Despite everything Democrats have done to stunt the economy with prolonged lockdowns in states they control, it has grown at an astounding pace. House Speaker Nancy Pelosi (D-CA) has thrown all kinds of obstacles in the path of Republicans who have been trying to negotiate legislation for a second stimulus for struggling Americans, a Paycheck Protection Program, small business assistance and unemployment assistance.

In spite of her recalcitrance, the economy has recovered much of the gains it had achieved under the Trump administration before the pandemic triggered record job losses and business closures.

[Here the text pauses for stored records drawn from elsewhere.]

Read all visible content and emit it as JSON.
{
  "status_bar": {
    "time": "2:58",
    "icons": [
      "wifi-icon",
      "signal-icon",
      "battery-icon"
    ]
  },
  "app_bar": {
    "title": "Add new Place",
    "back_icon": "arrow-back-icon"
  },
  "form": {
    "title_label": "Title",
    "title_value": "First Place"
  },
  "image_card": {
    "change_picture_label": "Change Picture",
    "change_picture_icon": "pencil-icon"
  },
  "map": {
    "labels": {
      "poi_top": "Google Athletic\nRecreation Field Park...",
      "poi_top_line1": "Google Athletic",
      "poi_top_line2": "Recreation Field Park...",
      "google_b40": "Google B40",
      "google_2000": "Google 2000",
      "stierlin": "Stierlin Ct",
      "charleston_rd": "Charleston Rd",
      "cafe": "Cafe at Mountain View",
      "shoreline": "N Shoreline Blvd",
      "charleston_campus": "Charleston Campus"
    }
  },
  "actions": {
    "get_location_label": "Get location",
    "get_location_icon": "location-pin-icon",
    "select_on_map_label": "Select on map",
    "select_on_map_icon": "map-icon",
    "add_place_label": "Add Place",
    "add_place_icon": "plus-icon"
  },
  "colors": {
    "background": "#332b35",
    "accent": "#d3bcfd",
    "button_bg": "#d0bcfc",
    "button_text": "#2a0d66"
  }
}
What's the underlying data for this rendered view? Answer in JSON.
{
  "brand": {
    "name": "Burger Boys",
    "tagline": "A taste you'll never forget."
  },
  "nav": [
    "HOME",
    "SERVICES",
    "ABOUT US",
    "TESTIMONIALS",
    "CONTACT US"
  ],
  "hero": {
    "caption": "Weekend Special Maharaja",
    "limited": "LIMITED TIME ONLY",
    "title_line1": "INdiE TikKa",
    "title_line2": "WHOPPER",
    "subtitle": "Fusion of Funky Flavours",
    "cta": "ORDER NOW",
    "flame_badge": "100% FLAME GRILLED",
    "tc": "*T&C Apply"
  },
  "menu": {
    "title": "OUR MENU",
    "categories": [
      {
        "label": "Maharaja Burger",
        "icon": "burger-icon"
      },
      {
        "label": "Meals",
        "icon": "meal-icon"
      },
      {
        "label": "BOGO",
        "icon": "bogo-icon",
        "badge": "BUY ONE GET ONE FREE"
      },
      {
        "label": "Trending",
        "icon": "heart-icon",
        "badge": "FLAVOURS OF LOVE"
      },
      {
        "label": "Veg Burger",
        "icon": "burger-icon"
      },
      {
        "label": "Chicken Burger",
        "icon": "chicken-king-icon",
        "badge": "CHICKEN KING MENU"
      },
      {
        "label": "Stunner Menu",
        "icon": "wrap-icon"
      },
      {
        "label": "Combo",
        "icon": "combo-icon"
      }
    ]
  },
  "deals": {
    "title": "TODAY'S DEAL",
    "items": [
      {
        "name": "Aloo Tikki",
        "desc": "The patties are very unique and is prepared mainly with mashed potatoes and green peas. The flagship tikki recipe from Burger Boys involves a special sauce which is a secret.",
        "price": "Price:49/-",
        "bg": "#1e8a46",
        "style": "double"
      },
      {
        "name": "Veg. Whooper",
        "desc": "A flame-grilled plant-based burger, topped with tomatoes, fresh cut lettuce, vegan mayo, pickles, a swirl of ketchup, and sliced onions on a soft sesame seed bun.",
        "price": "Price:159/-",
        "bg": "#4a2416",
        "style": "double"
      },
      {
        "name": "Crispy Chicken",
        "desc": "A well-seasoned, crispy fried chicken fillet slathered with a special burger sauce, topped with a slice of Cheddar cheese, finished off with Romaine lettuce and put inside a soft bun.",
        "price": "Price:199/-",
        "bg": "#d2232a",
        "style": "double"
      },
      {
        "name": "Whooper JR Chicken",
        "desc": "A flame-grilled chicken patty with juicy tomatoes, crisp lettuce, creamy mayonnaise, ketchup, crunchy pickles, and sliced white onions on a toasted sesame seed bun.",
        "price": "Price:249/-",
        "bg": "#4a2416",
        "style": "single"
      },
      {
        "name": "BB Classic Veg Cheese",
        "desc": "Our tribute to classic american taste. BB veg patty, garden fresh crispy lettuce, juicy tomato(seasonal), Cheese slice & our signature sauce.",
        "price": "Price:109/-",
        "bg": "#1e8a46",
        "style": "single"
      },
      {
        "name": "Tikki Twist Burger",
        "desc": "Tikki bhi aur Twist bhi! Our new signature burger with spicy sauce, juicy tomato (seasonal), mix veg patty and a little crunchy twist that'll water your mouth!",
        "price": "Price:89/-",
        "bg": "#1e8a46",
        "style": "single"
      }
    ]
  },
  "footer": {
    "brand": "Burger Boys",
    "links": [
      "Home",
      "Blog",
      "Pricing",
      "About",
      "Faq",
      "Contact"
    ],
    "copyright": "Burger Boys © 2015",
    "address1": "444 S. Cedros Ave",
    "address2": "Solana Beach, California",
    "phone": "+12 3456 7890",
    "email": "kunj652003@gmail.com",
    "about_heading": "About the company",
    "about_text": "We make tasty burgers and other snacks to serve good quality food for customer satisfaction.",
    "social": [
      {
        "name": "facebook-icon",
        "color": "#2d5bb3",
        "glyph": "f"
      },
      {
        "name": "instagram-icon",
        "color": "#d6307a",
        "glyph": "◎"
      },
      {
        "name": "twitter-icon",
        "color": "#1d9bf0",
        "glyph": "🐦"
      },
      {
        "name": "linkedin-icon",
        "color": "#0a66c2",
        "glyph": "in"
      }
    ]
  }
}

The country was experiencing the longest record of economic expansion in nearly 11 years when the pandemic struck.

“The president built the world’s best economy once and he’s rapidly doing it again,” Trump 2020 communications director Tim Murtaugh said in a statement.

“GDP number just announced,” Trump tweeted Thursday morning. “Biggest and Best in the History of our Country, and not even close. Next year will be FANTASTIC!!! However, Sleepy Joe Biden and his proposed record setting tax increase, would kill it all. So glad this great GDP number came out before November 3rd.”

The third-quarter GDP gain was fueled by a record 40.7 percent increase in consumer spending. Business investment increased 20.3% last quarter due to a 70.1% surge in investment in equipment. Residential investment also surged an impressive 59.3%, boosting home builders as demand for homes rises.

Economists had expected the economy to grow by only 30.9 percent, surpassing expectations, but it fell short of where it was at the beginning of last year by 3.5 percent.

The economy had contracted at an annual revised rate of 31.4% in the previous quarter, the sharpest decline in modern American history.

Some economists were hoping for bigger gains after the release of positive data on durable goods data and international trade earlier this week.

The Commerce Department estimated Thursday the economy regained only about two-thirds of the output that was lost due to coronavirus lockdowns which virtually shuttered commercial activity.

The third-quarter growth follows a 31.4 percent decline in the second quarter, a 9 percent contraction on a quarterly basis, and a five percent annualized contraction in the first quarter.

The economy is still expanding, but at a slower pace. Economists expect growth to continue in the fourth quarter.